Parkinson's UK is partnering with US company Neurolixis to accelerate the development of a promising new drug that could prevent dyskinesia, one of the most debilitating side effects of Parkinson's medication.
Caused by years of taking levodopa - the main medication for Parkinson's - dyskinesia is uncontrolled movements, including twitches, jerks, twisting and writhing movements.
Around half of all people with Parkinson's will experience it after just 5 years of taking levodopa, and up to 80% of people will experience it after 10 years.
The charity is now providing funding of more than £780,000 for Neurolixis to carry out the final research needed before the drug, NLX-112, can progress to human clinical trials.
"Two thirds of people with Parkinson's have told us that dyskinesia is one of the most critical issues that impacts quality of life," said Dr Arthur Roach, Director of Research at Parkinson's UK.
"Using our Virtual Biotech model, we hope to be able to deliver a potential treatment that will help address this problem as quickly as possible."

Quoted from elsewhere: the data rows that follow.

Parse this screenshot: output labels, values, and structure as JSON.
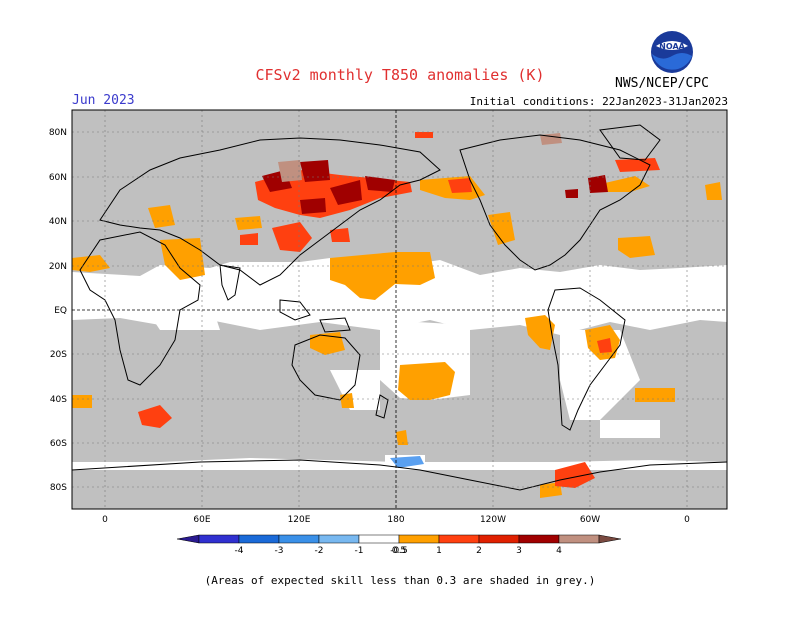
{
  "header": {
    "title": "CFSv2 monthly T850 anomalies (K)",
    "month": "Jun 2023",
    "initial_conditions": "Initial conditions: 22Jan2023-31Jan2023",
    "agency": "NWS/NCEP/CPC",
    "logo_text": "NOAA"
  },
  "map": {
    "lat_labels": [
      "80N",
      "60N",
      "40N",
      "20N",
      "EQ",
      "20S",
      "40S",
      "60S",
      "80S"
    ],
    "lon_labels": [
      "0",
      "60E",
      "120E",
      "180",
      "120W",
      "60W",
      "0"
    ],
    "colors": {
      "skill_grey": "#c0c0c0",
      "land_outline": "#000000",
      "pos_0_5_1": "#ffa000",
      "pos_1_2": "#ff4010",
      "pos_2_3": "#a00000",
      "pos_3_4": "#c09080",
      "neg_0_5_1": "#5aa0f0"
    }
  },
  "colorbar": {
    "labels": [
      "-4",
      "-3",
      "-2",
      "-1",
      "-0.5",
      "0.5",
      "1",
      "2",
      "3",
      "4"
    ],
    "colors": [
      "#2a1a90",
      "#3030d0",
      "#1a6ad8",
      "#3a90e8",
      "#78b8f0",
      "#ffffff",
      "#ffa000",
      "#ff4010",
      "#e02000",
      "#a00000",
      "#c09080",
      "#7a4a40"
    ]
  },
  "footnote": "(Areas of expected skill less than 0.3 are shaded in grey.)"
}
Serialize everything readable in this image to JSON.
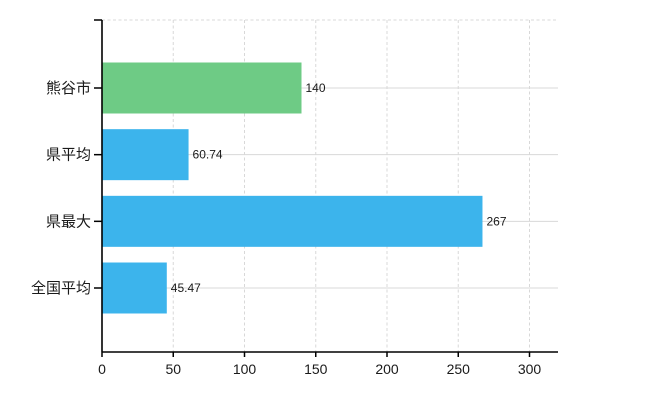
{
  "chart_data": {
    "type": "bar",
    "orientation": "horizontal",
    "title": "",
    "xlabel": "",
    "ylabel": "",
    "categories": [
      "熊谷市",
      "県平均",
      "県最大",
      "全国平均"
    ],
    "values": [
      140,
      60.74,
      267,
      45.47
    ],
    "value_labels": [
      "140",
      "60.74",
      "267",
      "45.47"
    ],
    "bar_colors": [
      "#6ecb85",
      "#3cb4ec",
      "#3cb4ec",
      "#3cb4ec"
    ],
    "xlim": [
      0,
      320
    ],
    "xticks": [
      0,
      50,
      100,
      150,
      200,
      250,
      300
    ],
    "xtick_labels": [
      "0",
      "50",
      "100",
      "150",
      "200",
      "250",
      "300"
    ],
    "grid": true,
    "grid_vertical_style": "dashed",
    "grid_horizontal_style": "solid",
    "legend": false,
    "colors": {
      "axis": "#000000",
      "grid": "#d8d8d8",
      "text": "#1a1a1a",
      "background": "#ffffff"
    }
  }
}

Dr Mark Varney, Co-founder, President and Chief Executive Officer at Neurolixis added: "We greatly appreciate Parkinson's UK supporting this program. This grant will now enable us to move the NLX-112 program through the necessary regulatory steps in preparation for clinical trials in Parkinson's patients."
Fast tracking better treatments
This project is the second to be funded by Parkinson's UK's Virtual Biotech initiative.

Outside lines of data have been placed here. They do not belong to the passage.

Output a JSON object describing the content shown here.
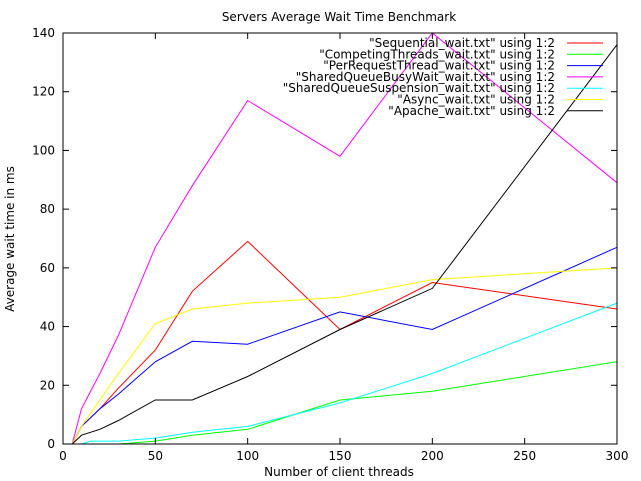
{
  "chart_data": {
    "type": "line",
    "title": "Servers Average Wait Time Benchmark",
    "xlabel": "Number of client threads",
    "ylabel": "Average wait time in ms",
    "xlim": [
      0,
      300
    ],
    "ylim": [
      0,
      140
    ],
    "xticks": [
      0,
      50,
      100,
      150,
      200,
      250,
      300
    ],
    "yticks": [
      0,
      20,
      40,
      60,
      80,
      100,
      120,
      140
    ],
    "grid": false,
    "legend_position": "top-right",
    "series": [
      {
        "name": "\"Sequential_wait.txt\" using 1:2",
        "color": "#ff0000",
        "points": [
          [
            1,
            0
          ],
          [
            5,
            0
          ],
          [
            10,
            6
          ],
          [
            20,
            12
          ],
          [
            30,
            19
          ],
          [
            50,
            32
          ],
          [
            70,
            52
          ],
          [
            100,
            69
          ],
          [
            150,
            39
          ],
          [
            200,
            55
          ],
          [
            300,
            46
          ]
        ]
      },
      {
        "name": "\"CompetingThreads_wait.txt\" using 1:2",
        "color": "#00ff00",
        "points": [
          [
            1,
            0
          ],
          [
            5,
            0
          ],
          [
            10,
            0
          ],
          [
            20,
            0
          ],
          [
            30,
            0
          ],
          [
            50,
            1
          ],
          [
            70,
            3
          ],
          [
            100,
            5
          ],
          [
            150,
            15
          ],
          [
            200,
            18
          ],
          [
            300,
            28
          ]
        ]
      },
      {
        "name": "\"PerRequestThread_wait.txt\" using 1:2",
        "color": "#0000ff",
        "points": [
          [
            1,
            0
          ],
          [
            5,
            0
          ],
          [
            10,
            6
          ],
          [
            20,
            12
          ],
          [
            30,
            17
          ],
          [
            50,
            28
          ],
          [
            70,
            35
          ],
          [
            100,
            34
          ],
          [
            150,
            45
          ],
          [
            200,
            39
          ],
          [
            300,
            67
          ]
        ]
      },
      {
        "name": "\"SharedQueueBusyWait_wait.txt\" using 1:2",
        "color": "#ff00ff",
        "points": [
          [
            1,
            0
          ],
          [
            5,
            0
          ],
          [
            10,
            12
          ],
          [
            20,
            24
          ],
          [
            30,
            37
          ],
          [
            50,
            67
          ],
          [
            70,
            88
          ],
          [
            100,
            117
          ],
          [
            150,
            98
          ],
          [
            200,
            140
          ],
          [
            300,
            89
          ]
        ]
      },
      {
        "name": "\"SharedQueueSuspension_wait.txt\" using 1:2",
        "color": "#00ffff",
        "points": [
          [
            1,
            0
          ],
          [
            5,
            0
          ],
          [
            10,
            0
          ],
          [
            15,
            1
          ],
          [
            30,
            1
          ],
          [
            50,
            2
          ],
          [
            70,
            4
          ],
          [
            100,
            6
          ],
          [
            150,
            14
          ],
          [
            200,
            24
          ],
          [
            300,
            48
          ]
        ]
      },
      {
        "name": "\"Async_wait.txt\" using 1:2",
        "color": "#ffff00",
        "points": [
          [
            1,
            0
          ],
          [
            5,
            0
          ],
          [
            10,
            6
          ],
          [
            20,
            15
          ],
          [
            30,
            24
          ],
          [
            50,
            41
          ],
          [
            70,
            46
          ],
          [
            100,
            48
          ],
          [
            150,
            50
          ],
          [
            200,
            56
          ],
          [
            300,
            60
          ]
        ]
      },
      {
        "name": "\"Apache_wait.txt\" using 1:2",
        "color": "#000000",
        "points": [
          [
            1,
            0
          ],
          [
            5,
            0
          ],
          [
            10,
            3
          ],
          [
            20,
            5
          ],
          [
            30,
            8
          ],
          [
            50,
            15
          ],
          [
            70,
            15
          ],
          [
            100,
            23
          ],
          [
            150,
            39
          ],
          [
            200,
            53
          ],
          [
            300,
            136
          ]
        ]
      }
    ]
  }
}
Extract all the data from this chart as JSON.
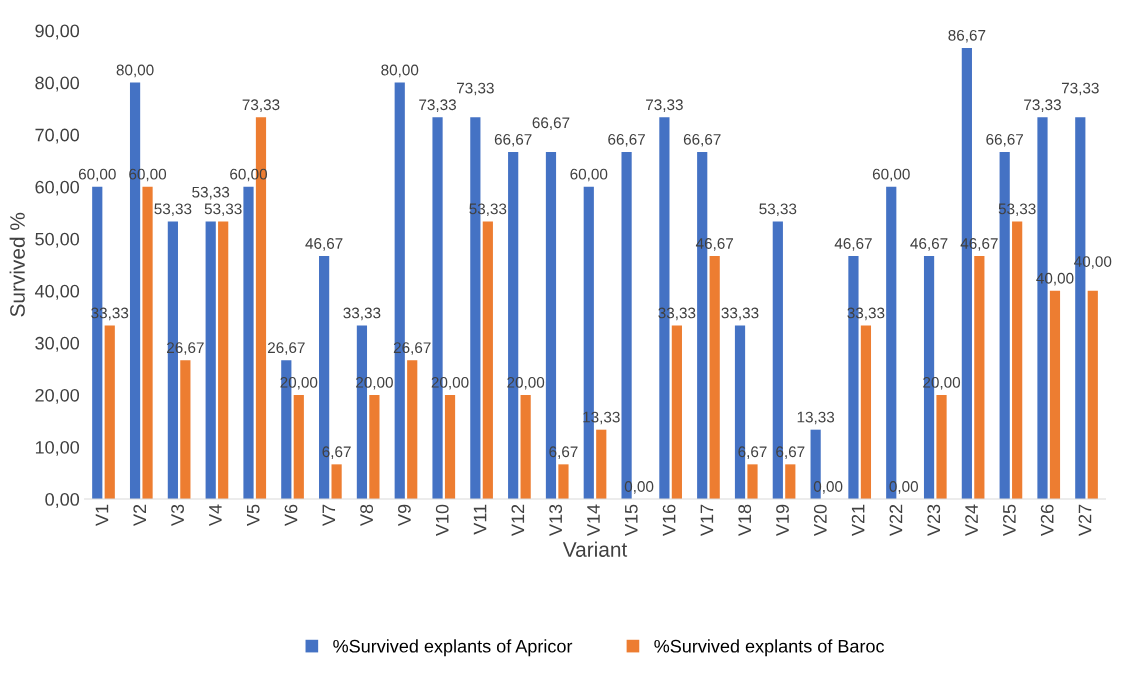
{
  "chart_data": {
    "type": "bar",
    "xlabel": "Variant",
    "ylabel": "Survived %",
    "categories": [
      "V1",
      "V2",
      "V3",
      "V4",
      "V5",
      "V6",
      "V7",
      "V8",
      "V9",
      "V10",
      "V11",
      "V12",
      "V13",
      "V14",
      "V15",
      "V16",
      "V17",
      "V18",
      "V19",
      "V20",
      "V21",
      "V22",
      "V23",
      "V24",
      "V25",
      "V26",
      "V27"
    ],
    "series": [
      {
        "name": "%Survived explants of Apricor",
        "color": "#4472c4",
        "values": [
          60,
          80,
          53.33,
          53.33,
          60,
          26.67,
          46.67,
          33.33,
          80,
          73.33,
          73.33,
          66.67,
          66.67,
          60,
          66.67,
          73.33,
          66.67,
          33.33,
          53.33,
          13.33,
          46.67,
          60,
          46.67,
          86.67,
          66.67,
          73.33,
          73.33
        ],
        "value_labels": [
          "60,00",
          "80,00",
          "53,33",
          "53,33",
          "60,00",
          "26,67",
          "46,67",
          "33,33",
          "80,00",
          "73,33",
          "73,33",
          "66,67",
          "66,67",
          "60,00",
          "66,67",
          "73,33",
          "66,67",
          "33,33",
          "53,33",
          "13,33",
          "46,67",
          "60,00",
          "46,67",
          "86,67",
          "66,67",
          "73,33",
          "73,33"
        ]
      },
      {
        "name": "%Survived explants of Baroc",
        "color": "#ed7d31",
        "values": [
          33.33,
          60,
          26.67,
          53.33,
          73.33,
          20,
          6.67,
          20,
          26.67,
          20,
          53.33,
          20,
          6.67,
          13.33,
          0,
          33.33,
          46.67,
          6.67,
          6.67,
          0,
          33.33,
          0,
          20,
          46.67,
          53.33,
          40,
          40
        ],
        "value_labels": [
          "33,33",
          "60,00",
          "26,67",
          "53,33",
          "73,33",
          "20,00",
          "6,67",
          "20,00",
          "26,67",
          "20,00",
          "53,33",
          "20,00",
          "6,67",
          "13,33",
          "0,00",
          "33,33",
          "46,67",
          "6,67",
          "6,67",
          "0,00",
          "33,33",
          "0,00",
          "20,00",
          "46,67",
          "53,33",
          "40,00",
          "40,00"
        ]
      }
    ],
    "ylim": [
      0,
      90
    ],
    "yticks": [
      {
        "value": 0,
        "label": "0,00"
      },
      {
        "value": 10,
        "label": "10,00"
      },
      {
        "value": 20,
        "label": "20,00"
      },
      {
        "value": 30,
        "label": "30,00"
      },
      {
        "value": 40,
        "label": "40,00"
      },
      {
        "value": 50,
        "label": "50,00"
      },
      {
        "value": 60,
        "label": "60,00"
      },
      {
        "value": 70,
        "label": "70,00"
      },
      {
        "value": 80,
        "label": "80,00"
      },
      {
        "value": 90,
        "label": "90,00"
      }
    ],
    "grid": false,
    "legend": "bottom"
  }
}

Launched last year to combat lost opportunities in drug discovery and early clinical development, the Virtual Biotech allows the charity to work with a range of other organisations and provide critical funding to push forward promising new treatment options and develop better treatments for Parkinson's faster. Find out more about the Virtual Biotech.
About the drug
NLX-112 was previously discovered and developed by French pharma company, Pierre Fabre Médicament, as a potential treatment for pain. After reaching phase 2 clinical trials, it was out-licensed to Neurolixis, which identified an opportunity to repurpose the drug to treat levodopa-induced dyskinesia.

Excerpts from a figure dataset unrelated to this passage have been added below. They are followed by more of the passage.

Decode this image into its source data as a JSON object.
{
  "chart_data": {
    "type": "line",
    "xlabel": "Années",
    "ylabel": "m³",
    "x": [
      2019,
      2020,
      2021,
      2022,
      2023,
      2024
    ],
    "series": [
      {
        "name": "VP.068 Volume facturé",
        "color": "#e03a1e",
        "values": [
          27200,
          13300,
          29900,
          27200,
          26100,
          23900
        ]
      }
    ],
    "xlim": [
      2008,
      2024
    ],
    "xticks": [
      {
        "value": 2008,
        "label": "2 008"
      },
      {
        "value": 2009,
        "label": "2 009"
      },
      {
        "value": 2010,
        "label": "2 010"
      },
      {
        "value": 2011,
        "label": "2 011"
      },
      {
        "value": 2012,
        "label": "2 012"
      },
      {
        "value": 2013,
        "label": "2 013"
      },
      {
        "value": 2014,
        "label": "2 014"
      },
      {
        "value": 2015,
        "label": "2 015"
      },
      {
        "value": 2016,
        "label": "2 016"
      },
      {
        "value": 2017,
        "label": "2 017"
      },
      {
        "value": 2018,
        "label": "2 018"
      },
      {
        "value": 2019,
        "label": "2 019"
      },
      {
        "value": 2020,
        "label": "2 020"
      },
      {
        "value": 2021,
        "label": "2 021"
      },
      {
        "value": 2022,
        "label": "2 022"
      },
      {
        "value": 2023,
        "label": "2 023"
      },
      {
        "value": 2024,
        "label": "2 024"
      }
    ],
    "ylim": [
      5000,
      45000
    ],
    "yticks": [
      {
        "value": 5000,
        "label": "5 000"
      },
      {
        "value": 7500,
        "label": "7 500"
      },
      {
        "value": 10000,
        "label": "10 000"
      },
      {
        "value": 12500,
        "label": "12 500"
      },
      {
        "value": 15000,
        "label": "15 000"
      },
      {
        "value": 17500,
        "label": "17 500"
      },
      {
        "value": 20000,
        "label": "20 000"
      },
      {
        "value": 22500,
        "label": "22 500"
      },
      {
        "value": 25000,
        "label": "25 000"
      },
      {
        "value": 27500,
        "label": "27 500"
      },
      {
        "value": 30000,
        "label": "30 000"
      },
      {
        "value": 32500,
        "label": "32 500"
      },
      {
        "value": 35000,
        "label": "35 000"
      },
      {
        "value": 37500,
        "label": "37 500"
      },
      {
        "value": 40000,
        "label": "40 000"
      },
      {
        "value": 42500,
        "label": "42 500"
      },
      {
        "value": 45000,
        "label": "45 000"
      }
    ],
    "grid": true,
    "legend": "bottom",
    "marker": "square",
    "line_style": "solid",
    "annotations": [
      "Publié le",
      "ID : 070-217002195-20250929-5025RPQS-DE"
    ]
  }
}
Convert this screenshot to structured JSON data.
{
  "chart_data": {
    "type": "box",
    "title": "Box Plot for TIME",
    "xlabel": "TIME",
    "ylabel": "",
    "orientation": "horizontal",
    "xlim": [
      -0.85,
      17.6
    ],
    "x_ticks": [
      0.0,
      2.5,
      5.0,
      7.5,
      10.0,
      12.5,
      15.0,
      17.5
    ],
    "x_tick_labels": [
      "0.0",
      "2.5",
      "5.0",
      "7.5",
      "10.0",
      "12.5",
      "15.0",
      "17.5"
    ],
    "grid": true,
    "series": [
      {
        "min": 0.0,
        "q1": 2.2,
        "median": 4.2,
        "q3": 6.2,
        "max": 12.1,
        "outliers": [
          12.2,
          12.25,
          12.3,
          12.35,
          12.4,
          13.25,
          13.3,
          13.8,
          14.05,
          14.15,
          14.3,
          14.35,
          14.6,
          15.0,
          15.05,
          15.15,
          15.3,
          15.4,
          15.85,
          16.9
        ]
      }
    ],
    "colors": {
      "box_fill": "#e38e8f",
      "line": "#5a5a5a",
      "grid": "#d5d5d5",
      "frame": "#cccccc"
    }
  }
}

"Because this drug has already reached phase 2 clinical trials in the past, we already know a lot about its safety. This means that, should this last stage of pre-clinical testing go well, it can progress directly to phase 2 clinical trials," said Dr Roach.
"If it succeeds in these trials, we could be seeing a new treatment for people with Parkinson's within as little as 5 years."
This project will carry out vital late stage research required before NLX-112 can move forward into clinical trials, including drug formulation, preparation of clinical trial materials and safety and efficacy testing in a marmoset model of Parkinson's.